I've recently been researching for my own first build, and I came across the LM317 driver.

My plan to power my laser is to use supercapacitors, purely as an excuse to play with them as well. The thing is, because I'm using a flashlight, I have limited space. For the LM317 driver, I understand I'll need roughly 7.5V for a red diode. This is roughly 3 supercaps in series, which I might not have room for.

My question is this:

If all the LM317 is doing is regulating the current, what's to stop me just using a resistor to drop the remaining volts and limit the current? This would surely eliminate the need for the 3V needed to power the LM317? Which means I could use two supercaps in series, saving space, meaning I could maybe even get in another bank to retain capacitance lost from the caps being in series.

So why can't I just use a resistor? Am I missing something obvious?

Sam

It's just that what you already mentioned. The LM317 "Regulates" current and a resistor "Limits" current.

The LM317 will give a fixed current regardless of input voltage (within limits) while a resistor would let a certain current flow depending on the voltage across it. So once the voltage drops, current will also drop. Which is fine, until you connect a little higher voltage than usual and exceed the diode's rating and blow it. Laser diodes are touchy that they are very sensitive to even minor over currents and voltage spikes.

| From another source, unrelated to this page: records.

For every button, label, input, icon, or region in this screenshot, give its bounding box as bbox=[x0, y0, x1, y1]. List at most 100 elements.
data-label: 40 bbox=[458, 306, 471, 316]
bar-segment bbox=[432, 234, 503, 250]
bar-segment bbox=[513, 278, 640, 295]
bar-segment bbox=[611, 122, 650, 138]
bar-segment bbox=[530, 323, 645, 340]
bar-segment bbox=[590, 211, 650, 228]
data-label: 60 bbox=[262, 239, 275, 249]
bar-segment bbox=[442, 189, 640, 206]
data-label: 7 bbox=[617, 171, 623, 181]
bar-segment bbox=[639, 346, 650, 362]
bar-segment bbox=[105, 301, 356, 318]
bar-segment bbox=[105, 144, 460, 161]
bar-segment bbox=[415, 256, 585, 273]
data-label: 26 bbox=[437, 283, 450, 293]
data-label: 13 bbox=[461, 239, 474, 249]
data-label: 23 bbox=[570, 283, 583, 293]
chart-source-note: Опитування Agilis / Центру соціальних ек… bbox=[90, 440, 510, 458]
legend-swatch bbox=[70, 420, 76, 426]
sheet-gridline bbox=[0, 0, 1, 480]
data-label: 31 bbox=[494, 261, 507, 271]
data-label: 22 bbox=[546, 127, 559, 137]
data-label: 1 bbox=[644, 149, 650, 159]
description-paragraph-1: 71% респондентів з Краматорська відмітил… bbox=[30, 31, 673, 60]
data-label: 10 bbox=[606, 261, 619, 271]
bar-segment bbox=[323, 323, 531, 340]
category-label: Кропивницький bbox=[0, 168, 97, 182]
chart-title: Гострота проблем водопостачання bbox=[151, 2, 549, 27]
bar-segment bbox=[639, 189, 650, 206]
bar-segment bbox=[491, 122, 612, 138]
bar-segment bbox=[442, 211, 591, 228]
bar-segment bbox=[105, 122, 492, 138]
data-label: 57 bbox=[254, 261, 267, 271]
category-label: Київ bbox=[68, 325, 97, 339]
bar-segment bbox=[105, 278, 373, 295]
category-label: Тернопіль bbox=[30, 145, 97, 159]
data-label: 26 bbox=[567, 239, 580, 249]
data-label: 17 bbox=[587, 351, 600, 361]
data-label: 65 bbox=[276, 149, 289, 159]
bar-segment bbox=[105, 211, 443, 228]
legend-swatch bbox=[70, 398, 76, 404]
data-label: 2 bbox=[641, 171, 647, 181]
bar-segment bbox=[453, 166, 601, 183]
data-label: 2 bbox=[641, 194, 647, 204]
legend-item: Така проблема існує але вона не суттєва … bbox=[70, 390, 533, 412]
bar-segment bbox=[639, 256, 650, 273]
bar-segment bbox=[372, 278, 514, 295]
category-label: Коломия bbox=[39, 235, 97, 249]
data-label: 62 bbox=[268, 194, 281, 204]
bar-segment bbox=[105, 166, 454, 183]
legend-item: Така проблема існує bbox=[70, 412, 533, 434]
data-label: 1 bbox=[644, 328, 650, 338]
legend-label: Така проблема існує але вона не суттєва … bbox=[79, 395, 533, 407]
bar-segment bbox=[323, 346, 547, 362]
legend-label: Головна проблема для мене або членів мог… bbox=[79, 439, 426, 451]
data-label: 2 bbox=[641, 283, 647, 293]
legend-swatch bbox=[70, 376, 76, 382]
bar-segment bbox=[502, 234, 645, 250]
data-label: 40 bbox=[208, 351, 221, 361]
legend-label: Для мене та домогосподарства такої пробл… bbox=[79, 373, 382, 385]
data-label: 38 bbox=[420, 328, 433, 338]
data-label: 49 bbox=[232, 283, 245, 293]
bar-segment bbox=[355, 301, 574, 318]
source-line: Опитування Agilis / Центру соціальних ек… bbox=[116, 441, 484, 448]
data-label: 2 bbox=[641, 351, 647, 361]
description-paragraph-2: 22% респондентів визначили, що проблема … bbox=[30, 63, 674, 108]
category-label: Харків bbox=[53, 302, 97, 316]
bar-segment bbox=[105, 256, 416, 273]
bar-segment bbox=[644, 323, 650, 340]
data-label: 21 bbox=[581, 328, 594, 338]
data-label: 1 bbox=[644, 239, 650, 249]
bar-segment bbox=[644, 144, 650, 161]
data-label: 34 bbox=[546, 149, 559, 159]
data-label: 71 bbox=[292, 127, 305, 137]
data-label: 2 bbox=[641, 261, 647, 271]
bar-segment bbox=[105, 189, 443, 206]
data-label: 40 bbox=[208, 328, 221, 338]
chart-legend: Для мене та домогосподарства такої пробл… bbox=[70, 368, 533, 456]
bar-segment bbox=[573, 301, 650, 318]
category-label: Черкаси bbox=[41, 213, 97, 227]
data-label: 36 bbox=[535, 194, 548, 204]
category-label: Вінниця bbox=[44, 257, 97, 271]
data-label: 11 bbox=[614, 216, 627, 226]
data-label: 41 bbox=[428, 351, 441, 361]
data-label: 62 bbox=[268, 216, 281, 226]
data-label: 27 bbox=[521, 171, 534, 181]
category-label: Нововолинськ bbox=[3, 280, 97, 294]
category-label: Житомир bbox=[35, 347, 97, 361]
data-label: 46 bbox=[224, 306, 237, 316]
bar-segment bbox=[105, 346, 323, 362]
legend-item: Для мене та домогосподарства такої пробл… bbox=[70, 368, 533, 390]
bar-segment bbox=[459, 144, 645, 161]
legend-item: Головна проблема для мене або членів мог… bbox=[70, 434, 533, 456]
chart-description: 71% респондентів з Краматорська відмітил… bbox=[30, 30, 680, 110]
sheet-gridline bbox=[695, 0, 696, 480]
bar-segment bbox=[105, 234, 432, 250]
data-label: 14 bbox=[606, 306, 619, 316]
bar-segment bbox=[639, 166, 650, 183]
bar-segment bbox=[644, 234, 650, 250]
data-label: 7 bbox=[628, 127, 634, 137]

Like djquan said above, you CAN just use a simple resistor, BUT the current it allows will change with voltage, so it's only recommended if you're going to be underdriving the diode by a fair margin. For example, if you choose a resistor to run the diode at max on fully charged supercapacitors, when you go to charge them, the voltage will be a bit higher, the diode will get a higher current, and you'll pop it. Using a LM317/other driver means you can change the voltage around all you like and the current will always be the same.

I don't know where you got the 7.5V figure from. Vf of a regular red diode is at max about 3V, allowing 1.5V dropout means 4.5V would work fine.

I think the dropout for an LM317 in constant current mode is ~3V so he would need around 6V.

Indeed, forgot about the drop of the resistor which is 1.25V, so it'd be 2.7V. Still, well under 7.5V

Thanks guys, it was extremely late when I posted this and as soon as I woke up I realised what a stupid question it was and worked it out. For some reason last night, I was thinking that the resistor, once I'd worked out the current at a certain voltage, would then maintain that current should the voltage change, just like an lm317.

Just got to look at the dimensions of my host and figure out the best combination of super caps now! Who knows, I just might end up using rechargeable batteries!